Doing this for years now. Sometimes, when 'statement.__why__()' returns None, 'spoiler(statement)' returns some thought-terminating cliché. ;)

But sure, I just got on vacation and I even found a power extension cord to use my laptop at the pool, so what else would I do ;).

Good man. Today, a colleague of mine showed me a mobile mini-keyboard with a phone bracket (not even a dock). So, having his 7'' smartphone, he can work from his vacations and answer emails as well. ;) Cheap notebook replacement, if you don't prefer large screens and keyboards. :D

It all depends on what you need to do with the result of the concatenation. When all you need is something to iterate over, a generator-like thingy is fine. But when you need something for indexing and slicing or len etc., you want to be sure that that is what you're getting.
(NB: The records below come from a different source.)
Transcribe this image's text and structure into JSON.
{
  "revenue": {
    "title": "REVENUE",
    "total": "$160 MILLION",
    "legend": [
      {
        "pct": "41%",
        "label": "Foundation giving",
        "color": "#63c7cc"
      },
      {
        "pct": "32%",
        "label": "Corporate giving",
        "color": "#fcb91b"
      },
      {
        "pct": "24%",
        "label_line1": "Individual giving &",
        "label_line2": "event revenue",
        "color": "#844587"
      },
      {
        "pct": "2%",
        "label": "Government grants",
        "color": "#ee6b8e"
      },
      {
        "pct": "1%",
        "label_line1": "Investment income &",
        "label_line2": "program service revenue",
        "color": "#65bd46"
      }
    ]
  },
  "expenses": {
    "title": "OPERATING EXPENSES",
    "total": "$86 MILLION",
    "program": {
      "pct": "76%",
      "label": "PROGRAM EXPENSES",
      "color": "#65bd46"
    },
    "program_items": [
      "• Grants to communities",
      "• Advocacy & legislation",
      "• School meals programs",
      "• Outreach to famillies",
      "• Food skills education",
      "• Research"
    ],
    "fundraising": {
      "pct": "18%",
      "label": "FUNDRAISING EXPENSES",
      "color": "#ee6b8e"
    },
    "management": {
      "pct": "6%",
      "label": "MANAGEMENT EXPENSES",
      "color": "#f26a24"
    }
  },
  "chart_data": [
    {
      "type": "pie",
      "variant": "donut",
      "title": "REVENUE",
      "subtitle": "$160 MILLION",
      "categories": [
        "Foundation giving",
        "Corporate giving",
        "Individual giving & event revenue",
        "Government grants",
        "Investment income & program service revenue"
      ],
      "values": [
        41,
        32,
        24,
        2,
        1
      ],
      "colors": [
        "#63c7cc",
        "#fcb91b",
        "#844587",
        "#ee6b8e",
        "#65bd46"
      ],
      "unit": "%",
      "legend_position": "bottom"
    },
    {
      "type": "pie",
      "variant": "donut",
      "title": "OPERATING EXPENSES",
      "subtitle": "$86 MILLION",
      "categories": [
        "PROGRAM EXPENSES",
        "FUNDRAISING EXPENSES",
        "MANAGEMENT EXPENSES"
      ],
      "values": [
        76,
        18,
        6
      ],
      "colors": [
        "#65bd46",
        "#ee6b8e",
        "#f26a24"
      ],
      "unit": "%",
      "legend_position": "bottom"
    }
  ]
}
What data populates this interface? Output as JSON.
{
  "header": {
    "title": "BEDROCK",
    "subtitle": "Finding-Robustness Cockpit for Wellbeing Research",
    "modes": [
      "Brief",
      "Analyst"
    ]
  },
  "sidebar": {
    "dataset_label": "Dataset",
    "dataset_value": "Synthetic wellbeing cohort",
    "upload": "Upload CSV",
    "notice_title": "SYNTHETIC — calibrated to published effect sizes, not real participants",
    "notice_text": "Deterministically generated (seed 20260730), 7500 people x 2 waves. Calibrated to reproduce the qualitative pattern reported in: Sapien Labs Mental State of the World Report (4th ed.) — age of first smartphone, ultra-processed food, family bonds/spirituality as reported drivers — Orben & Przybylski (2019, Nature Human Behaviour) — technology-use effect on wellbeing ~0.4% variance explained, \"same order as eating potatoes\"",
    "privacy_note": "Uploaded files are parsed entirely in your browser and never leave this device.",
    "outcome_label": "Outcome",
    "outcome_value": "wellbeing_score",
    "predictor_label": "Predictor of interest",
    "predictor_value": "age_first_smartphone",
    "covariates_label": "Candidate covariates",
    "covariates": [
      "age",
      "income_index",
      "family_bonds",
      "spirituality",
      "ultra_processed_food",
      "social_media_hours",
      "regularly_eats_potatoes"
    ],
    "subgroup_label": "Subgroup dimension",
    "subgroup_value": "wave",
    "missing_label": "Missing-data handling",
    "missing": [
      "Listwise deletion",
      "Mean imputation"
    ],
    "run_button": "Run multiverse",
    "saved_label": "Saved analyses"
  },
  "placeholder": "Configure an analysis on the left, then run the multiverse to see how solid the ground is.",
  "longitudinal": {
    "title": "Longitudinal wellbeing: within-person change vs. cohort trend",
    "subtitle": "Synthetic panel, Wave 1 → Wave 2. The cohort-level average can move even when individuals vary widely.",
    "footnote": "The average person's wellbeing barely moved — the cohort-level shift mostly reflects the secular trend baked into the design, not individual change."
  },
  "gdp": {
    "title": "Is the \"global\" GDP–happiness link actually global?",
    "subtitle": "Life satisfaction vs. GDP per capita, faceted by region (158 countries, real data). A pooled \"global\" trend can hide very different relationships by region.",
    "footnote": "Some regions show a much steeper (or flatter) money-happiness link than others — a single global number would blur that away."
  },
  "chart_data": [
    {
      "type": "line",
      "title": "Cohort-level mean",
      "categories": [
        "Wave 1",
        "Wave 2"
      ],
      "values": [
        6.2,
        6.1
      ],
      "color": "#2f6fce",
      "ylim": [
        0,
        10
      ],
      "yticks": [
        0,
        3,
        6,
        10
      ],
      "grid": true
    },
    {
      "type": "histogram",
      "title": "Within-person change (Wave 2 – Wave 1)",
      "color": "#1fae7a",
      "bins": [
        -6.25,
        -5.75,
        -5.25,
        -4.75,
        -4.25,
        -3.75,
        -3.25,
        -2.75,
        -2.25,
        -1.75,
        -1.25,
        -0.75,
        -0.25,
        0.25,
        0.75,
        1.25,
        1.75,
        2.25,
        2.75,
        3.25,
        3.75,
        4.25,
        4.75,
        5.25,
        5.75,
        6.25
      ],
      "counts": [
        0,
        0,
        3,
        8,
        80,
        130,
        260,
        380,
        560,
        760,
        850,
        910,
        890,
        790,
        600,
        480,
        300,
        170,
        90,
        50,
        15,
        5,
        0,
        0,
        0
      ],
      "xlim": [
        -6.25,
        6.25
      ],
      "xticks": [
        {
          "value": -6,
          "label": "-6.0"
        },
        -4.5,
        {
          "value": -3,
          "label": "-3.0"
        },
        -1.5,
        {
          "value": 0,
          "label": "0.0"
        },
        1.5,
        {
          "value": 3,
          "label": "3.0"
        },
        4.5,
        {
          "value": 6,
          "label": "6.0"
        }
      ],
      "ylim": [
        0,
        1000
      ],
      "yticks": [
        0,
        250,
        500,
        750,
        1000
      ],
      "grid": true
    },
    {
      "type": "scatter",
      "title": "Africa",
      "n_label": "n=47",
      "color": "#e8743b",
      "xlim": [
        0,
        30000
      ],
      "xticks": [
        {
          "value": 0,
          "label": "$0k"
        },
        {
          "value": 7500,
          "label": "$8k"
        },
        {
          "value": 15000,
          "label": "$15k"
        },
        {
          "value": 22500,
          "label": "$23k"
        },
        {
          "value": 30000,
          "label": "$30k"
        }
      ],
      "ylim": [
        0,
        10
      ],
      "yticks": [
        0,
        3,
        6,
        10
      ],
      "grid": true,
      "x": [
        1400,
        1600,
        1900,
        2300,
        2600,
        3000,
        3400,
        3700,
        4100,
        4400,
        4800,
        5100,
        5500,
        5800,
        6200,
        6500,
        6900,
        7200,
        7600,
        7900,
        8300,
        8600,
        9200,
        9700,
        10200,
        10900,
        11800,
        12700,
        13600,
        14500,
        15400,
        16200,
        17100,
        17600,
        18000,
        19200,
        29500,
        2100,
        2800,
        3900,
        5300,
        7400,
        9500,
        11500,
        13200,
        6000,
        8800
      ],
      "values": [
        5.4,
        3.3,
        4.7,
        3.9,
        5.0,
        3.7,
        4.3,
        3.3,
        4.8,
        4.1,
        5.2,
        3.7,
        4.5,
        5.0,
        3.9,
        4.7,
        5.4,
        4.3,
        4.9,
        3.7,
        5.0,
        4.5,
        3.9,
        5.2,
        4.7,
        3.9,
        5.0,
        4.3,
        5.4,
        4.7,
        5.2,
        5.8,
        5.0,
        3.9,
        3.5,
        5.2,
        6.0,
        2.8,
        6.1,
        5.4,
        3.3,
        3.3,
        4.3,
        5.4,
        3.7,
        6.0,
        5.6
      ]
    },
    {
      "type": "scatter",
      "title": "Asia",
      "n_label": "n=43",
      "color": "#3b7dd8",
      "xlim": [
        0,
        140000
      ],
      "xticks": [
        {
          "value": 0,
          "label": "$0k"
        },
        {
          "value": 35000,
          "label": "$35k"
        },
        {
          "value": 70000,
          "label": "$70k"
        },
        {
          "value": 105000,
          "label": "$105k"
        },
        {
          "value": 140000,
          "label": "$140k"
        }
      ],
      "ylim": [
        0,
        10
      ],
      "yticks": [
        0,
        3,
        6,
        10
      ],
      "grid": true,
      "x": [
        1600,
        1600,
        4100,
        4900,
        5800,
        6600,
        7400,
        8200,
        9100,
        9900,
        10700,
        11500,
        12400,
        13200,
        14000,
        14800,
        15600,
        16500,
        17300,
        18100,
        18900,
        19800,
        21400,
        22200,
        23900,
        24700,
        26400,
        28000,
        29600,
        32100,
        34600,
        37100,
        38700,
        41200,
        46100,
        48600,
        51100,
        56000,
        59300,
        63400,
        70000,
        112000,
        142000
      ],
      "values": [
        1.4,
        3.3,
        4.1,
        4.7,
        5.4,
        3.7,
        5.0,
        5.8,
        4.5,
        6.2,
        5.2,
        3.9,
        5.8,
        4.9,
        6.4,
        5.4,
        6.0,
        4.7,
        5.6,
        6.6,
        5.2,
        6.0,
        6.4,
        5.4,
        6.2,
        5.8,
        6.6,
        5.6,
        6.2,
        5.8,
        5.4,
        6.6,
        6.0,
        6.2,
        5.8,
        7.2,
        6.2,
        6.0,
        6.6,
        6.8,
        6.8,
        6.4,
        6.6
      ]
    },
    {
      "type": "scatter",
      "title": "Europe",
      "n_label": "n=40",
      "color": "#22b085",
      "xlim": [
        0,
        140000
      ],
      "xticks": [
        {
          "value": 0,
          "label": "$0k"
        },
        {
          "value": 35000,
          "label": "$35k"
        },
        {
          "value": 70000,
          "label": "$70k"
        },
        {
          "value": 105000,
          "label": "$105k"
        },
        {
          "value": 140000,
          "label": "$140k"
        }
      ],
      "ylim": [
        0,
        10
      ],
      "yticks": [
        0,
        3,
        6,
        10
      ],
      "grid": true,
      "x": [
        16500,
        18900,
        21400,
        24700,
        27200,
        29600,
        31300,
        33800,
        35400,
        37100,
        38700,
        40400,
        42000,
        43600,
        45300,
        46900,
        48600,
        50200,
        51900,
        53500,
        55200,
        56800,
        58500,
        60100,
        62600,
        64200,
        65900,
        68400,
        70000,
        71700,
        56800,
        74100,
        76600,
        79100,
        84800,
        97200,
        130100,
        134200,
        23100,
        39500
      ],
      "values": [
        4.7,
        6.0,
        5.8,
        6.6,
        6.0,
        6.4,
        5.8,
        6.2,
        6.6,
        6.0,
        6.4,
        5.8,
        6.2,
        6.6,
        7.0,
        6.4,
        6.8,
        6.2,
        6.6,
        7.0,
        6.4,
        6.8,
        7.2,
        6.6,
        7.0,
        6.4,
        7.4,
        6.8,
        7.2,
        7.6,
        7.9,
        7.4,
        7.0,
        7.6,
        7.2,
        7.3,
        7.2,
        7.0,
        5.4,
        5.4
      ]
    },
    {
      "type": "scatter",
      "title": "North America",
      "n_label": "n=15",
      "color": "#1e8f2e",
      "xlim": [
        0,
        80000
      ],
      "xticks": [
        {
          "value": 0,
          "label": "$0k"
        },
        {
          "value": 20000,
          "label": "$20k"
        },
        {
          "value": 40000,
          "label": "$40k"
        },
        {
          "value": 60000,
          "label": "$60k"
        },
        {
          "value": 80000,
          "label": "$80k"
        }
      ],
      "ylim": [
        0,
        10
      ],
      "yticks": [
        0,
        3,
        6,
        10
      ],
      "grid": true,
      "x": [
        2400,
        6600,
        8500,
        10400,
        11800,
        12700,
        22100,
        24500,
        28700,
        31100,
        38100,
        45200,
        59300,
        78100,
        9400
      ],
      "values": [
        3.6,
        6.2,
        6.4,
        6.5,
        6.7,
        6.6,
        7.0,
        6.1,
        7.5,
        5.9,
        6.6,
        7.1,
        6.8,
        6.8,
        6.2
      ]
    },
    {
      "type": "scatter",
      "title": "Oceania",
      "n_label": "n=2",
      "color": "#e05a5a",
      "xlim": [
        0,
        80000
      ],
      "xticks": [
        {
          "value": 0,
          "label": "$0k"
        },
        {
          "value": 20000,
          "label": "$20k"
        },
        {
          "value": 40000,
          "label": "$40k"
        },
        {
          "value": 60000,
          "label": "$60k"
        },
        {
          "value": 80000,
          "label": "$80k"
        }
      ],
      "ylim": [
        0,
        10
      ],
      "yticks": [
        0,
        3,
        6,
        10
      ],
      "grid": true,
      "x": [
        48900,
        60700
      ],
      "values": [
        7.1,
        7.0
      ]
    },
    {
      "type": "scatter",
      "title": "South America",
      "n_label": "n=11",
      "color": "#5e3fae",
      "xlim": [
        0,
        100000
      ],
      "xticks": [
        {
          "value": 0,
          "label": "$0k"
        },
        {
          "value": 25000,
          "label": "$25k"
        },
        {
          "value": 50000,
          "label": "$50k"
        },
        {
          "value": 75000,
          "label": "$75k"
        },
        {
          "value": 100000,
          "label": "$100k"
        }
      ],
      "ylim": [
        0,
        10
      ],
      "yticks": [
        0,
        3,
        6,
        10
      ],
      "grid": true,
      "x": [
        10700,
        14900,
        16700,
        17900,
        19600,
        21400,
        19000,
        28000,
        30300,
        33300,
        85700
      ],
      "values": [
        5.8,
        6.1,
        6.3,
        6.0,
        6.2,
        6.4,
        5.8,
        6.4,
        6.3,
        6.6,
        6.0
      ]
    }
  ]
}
But maybe someone passed you an argument that is not a sequence, or you forgot if a function returns a sequence or a generator. In that case, you want the error right away, instead of from some completely different piece of code somewhere that thinks it's getting a sequence. I don't think Python should depend on a static type checker to catch the error early. After all, type hints are optional.

I understand that. In the end, I remember people on this mailing-list recommending me to use "list(...)" to make sure you got one in your hands. I remember this being necessary in the conversion process from Python2 to 3. The pattern is already here.

    PS: I consider this proposal to be like allowing adding floats and
    ints together. If I don't know if there was a float in the sum,
    don't know if my result will be a float.


​Not to say that the float/int case is never problematic, but the situation is still different. Often when a float makes any sense, you can work with either floats or ints and it doesn't really matter. But if you specifically *need* an int, you usually don't call functions that return floats. But if you do use division etc., you probably need to think about floor/ceil/closest anyway. And yes, there have probably been Python 2->3 porting bugs where / division was not appropriately replaced with //.

Division is one thing, numeric input parameters from unknown sources is another. In this regard, calling "int(...)" or "list(...)" follows the same scheme IMO.

But regarding containers, it often makes just as much sense for a function to return a generator as it does to return a sequence. The name or purpose of a function may give no hint about whether an iterable or sequence is returned, and you can't expect everyone to prefix their function names with iter_ and seq_ etc. And it's not just function return values, it's also arguments passed into your function.

Exactly. Neither want I those prefixes. And I can tell you they aren't necessary in practice at all.

Just my 2 cents on this:
At work, we heavily rely on Django. Django provides a so-called QuerySet type, its db-result abstraction. Among those querysets, our functions return lists and sets with no indication of whatsoever type it may be. It works quite well and we didn't had any issues with that. If we need a list, we wrap it with "list(...)". It's as simple as that. The valid concern, that it could be confusing which type the return value might have, is usually an abstract one. I can tell you that in practice it's not really an issue to talk about.